Ao contrário da maioria dos países do bloco Aliado (foram mais de 60 países, incluindo Reino Unido, Brasil, Canadá e Estados Unidos), que comemoram o Dia da Vitória em 8 de maio, os russos e a maioria dos países do antigo bloco soviético, além da própria Alemanha, lembram a data no dia 9, quando o ditador Josef Stálin leu seu discurso oficializando a derrota da Alemanha na Segunra Guerra Mundial (1939-1945).
Depois que o ministro da Defesa da Rússia, Anatoli Serdiukov, passou revista às tropas antes do evento.
O presidente da Rússia, Dmitri Medvedev, pronunciou seu discurso da tribuna e o hino russo foi entoado, acompanhado de salvas.
Na cerimônia, que durou 72 minutos, participaram 10.500 soldados russos e cerca de mil representando os Estados da pós-soviética Comunidade dos Estados Independentes (CEI). Homens também representaram os Estados Unidos, o Reino Unido, a França e a Polônia.
É a primeira vez que tropas de países da Otan (Organização do Tratado do Atlântico Norte) desfilam na parada militar, a poucos metros das muralhas do Kremlin.
Além disso, circularam pela praça Vermelha 159 veículos militares, entre carros de combate, blindados, peças de artilharia autopropulsadas, sistemas antiaéreos e plataformas com mísseis.
Abriram passagem nove lendários tanques T-34 e serão exibidos também foguetes tático-operacionais Iskander-M, sistemas de defesa aérea com mísseis S-300 e S-400, plataformas de lançamento múltiplas de foguetes Smerch e plataformas móveis com mísseis balísticos intercontinentais Topol-M, a arma mais temível do arsenal russo.

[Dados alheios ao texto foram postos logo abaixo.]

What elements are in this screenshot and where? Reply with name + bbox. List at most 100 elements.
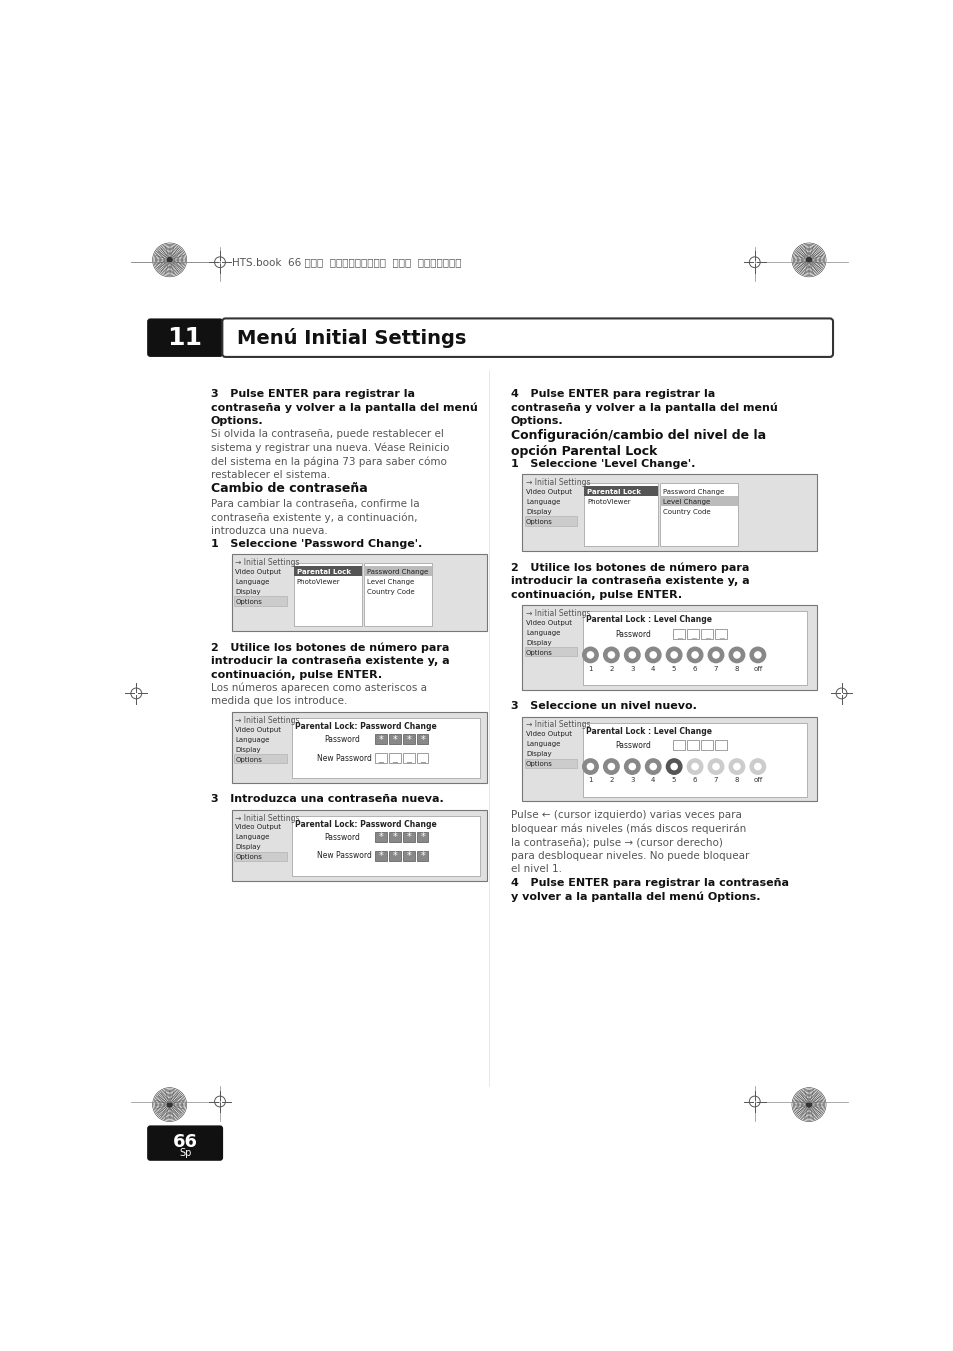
Text: _: _ xyxy=(718,740,722,751)
FancyBboxPatch shape xyxy=(364,566,432,576)
Circle shape xyxy=(670,651,677,658)
Circle shape xyxy=(805,258,811,262)
FancyBboxPatch shape xyxy=(232,712,487,782)
Circle shape xyxy=(167,258,172,262)
Text: 2   Utilice los botones de número para
introducir la contraseña existente y, a
c: 2 Utilice los botones de número para int… xyxy=(510,562,748,600)
Circle shape xyxy=(749,647,765,662)
Text: Country Code: Country Code xyxy=(367,589,415,594)
FancyBboxPatch shape xyxy=(524,516,577,526)
Text: Language: Language xyxy=(235,835,270,840)
Text: off: off xyxy=(753,777,761,784)
FancyBboxPatch shape xyxy=(521,474,816,551)
Text: Language: Language xyxy=(525,630,560,635)
FancyBboxPatch shape xyxy=(416,734,428,744)
Text: _: _ xyxy=(718,630,722,639)
Text: Cambio de contraseña: Cambio de contraseña xyxy=(211,482,367,494)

Fecharam a parada orquestras militares de Estados Unidos, Reino Unido, França e Rússia. Ao todo, participaram da cerimônia 3.000 veteranos, cerca de 200 deles procedentes de outros 24 países.
Entre os líderes estrangeiros presentes estavam a chanceler alemã, Angela Merkel, o presidente de Israel, Shimon Peres, e o presidente da China, Hu Jintao.